Coumaric acid was greater in blended wines (14.6–19.9); the range in five red wines was 10.0–13.6 mg/L. These ranges agree with that of German and Walzem (7.5–22 mg/L for red wine), but this acid was not detected in six red wines.
The concentration of one of the most important phenolic compounds in wine, resveratrol, ranged from 1.0 to 3.7 mg/L in red wine. The range in blended wines was 0.4–1.4 mg/L; in white wine, only one had resveratrol at a low concentration (0.9 mg/L). Souto et al. 28 found 0.82 to 5.75 mg/L in eight types of Brazilian red wines, in agreement with the values obtained in the present work, slightly higher than the range of German and Walzem (0.1–2.3 mg/L for red wine).

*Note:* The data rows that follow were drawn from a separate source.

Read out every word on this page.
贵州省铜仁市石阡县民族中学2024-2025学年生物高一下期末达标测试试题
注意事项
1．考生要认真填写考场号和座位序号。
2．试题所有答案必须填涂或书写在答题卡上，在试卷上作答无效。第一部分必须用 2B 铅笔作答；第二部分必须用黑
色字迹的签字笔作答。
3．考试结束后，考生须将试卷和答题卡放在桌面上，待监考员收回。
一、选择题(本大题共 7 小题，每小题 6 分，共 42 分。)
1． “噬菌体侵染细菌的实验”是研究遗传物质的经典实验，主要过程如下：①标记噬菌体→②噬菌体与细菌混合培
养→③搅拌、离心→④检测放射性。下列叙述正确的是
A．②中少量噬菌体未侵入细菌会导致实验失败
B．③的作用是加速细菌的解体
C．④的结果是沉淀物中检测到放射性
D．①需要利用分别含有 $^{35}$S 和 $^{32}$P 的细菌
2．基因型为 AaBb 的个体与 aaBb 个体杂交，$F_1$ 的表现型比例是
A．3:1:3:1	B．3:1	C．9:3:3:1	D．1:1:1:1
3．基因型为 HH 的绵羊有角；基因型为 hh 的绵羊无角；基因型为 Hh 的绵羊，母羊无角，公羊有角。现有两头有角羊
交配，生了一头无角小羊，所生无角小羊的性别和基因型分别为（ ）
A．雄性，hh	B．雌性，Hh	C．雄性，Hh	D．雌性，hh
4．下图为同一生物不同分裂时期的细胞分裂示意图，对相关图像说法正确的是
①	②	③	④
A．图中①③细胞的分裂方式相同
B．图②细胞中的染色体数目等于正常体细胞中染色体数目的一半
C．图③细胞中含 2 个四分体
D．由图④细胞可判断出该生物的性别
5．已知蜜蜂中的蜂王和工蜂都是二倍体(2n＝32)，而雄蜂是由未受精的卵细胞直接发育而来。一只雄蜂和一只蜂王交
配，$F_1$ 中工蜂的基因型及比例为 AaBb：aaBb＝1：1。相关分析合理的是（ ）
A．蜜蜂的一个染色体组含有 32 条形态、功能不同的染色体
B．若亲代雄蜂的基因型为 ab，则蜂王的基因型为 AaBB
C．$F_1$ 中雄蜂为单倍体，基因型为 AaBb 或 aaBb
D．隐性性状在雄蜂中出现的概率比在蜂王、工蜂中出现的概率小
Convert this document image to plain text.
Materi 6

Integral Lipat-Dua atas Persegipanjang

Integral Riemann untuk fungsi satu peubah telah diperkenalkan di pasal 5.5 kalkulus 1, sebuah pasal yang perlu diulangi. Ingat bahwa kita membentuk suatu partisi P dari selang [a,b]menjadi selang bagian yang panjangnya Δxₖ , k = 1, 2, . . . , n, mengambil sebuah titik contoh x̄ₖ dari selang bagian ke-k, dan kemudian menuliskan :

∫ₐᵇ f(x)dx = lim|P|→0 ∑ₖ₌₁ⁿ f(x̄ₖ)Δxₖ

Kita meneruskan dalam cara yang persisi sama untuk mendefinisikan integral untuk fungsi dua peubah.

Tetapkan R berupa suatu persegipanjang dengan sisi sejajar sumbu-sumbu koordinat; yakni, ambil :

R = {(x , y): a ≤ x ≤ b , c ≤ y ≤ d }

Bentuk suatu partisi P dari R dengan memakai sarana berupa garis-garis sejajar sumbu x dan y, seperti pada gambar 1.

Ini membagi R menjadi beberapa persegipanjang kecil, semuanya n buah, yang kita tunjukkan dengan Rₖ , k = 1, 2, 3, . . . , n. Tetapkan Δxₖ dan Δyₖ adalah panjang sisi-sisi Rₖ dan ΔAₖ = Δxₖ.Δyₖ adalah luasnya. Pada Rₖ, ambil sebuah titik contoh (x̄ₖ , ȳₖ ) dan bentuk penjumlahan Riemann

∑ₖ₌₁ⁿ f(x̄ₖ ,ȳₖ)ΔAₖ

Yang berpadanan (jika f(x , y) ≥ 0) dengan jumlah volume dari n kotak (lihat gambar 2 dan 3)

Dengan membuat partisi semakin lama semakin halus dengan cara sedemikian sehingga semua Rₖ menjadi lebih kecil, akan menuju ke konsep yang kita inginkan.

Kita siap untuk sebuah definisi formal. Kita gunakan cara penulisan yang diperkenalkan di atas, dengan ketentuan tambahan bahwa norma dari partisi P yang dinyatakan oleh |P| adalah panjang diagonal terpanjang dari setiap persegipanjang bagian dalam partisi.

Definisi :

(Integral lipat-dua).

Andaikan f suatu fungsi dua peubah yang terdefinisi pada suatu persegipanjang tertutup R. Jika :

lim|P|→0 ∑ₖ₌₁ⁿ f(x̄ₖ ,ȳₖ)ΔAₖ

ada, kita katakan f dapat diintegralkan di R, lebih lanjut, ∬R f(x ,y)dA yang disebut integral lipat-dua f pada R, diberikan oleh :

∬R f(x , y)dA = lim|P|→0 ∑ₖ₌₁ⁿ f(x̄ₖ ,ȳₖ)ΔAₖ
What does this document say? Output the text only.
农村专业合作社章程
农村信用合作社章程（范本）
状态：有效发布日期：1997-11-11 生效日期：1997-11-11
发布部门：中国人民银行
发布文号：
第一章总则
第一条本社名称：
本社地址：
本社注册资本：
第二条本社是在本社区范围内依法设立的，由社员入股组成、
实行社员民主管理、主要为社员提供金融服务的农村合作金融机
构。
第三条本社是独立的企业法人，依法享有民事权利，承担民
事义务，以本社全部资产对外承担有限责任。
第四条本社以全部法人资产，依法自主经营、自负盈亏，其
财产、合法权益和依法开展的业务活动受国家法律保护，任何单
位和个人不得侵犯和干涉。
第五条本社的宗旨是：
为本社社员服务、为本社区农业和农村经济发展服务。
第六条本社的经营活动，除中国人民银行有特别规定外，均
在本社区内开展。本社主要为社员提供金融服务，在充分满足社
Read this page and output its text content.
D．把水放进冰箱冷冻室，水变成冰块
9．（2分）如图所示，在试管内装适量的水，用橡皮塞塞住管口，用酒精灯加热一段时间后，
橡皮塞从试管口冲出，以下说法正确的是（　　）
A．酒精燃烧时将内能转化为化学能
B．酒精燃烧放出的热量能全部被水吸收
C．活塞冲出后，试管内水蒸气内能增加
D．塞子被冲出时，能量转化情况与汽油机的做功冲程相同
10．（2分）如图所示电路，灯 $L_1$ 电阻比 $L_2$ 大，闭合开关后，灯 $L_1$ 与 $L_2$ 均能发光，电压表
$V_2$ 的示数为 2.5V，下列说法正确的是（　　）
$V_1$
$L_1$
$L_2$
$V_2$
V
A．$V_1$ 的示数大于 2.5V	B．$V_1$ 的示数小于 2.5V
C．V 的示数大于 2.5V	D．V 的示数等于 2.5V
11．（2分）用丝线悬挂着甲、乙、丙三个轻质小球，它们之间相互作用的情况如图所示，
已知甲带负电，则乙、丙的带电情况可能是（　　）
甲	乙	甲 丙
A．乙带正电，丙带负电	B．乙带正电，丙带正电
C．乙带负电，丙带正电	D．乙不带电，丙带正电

For catechin, the red wines had a range of 44.3–183.2 mg/L, while the white wines had 13.6–23.4 mg/L. The ranges in German and Walsem were 27–191 mg/L for the former and 3–35 mg/L for the latter. Rutin had a range of 12.5–32.4 mg/L in Brazilian red wines, higher than the range of German and Walzem of 0.5–10.8 mg/L. This compound was not detected in white wine by German and Walzem; it was found in two Brazilian white wines at 8.9 and 3.2 mg/L. Kaempferol had only one value in German and Walzen's table for red wine: 18 mg/L, which is within the range encountered in the present study of 12.1–19.2 mg/L for nine red wines, not being found in two red wines. In both work, this compound was not detected in white wine.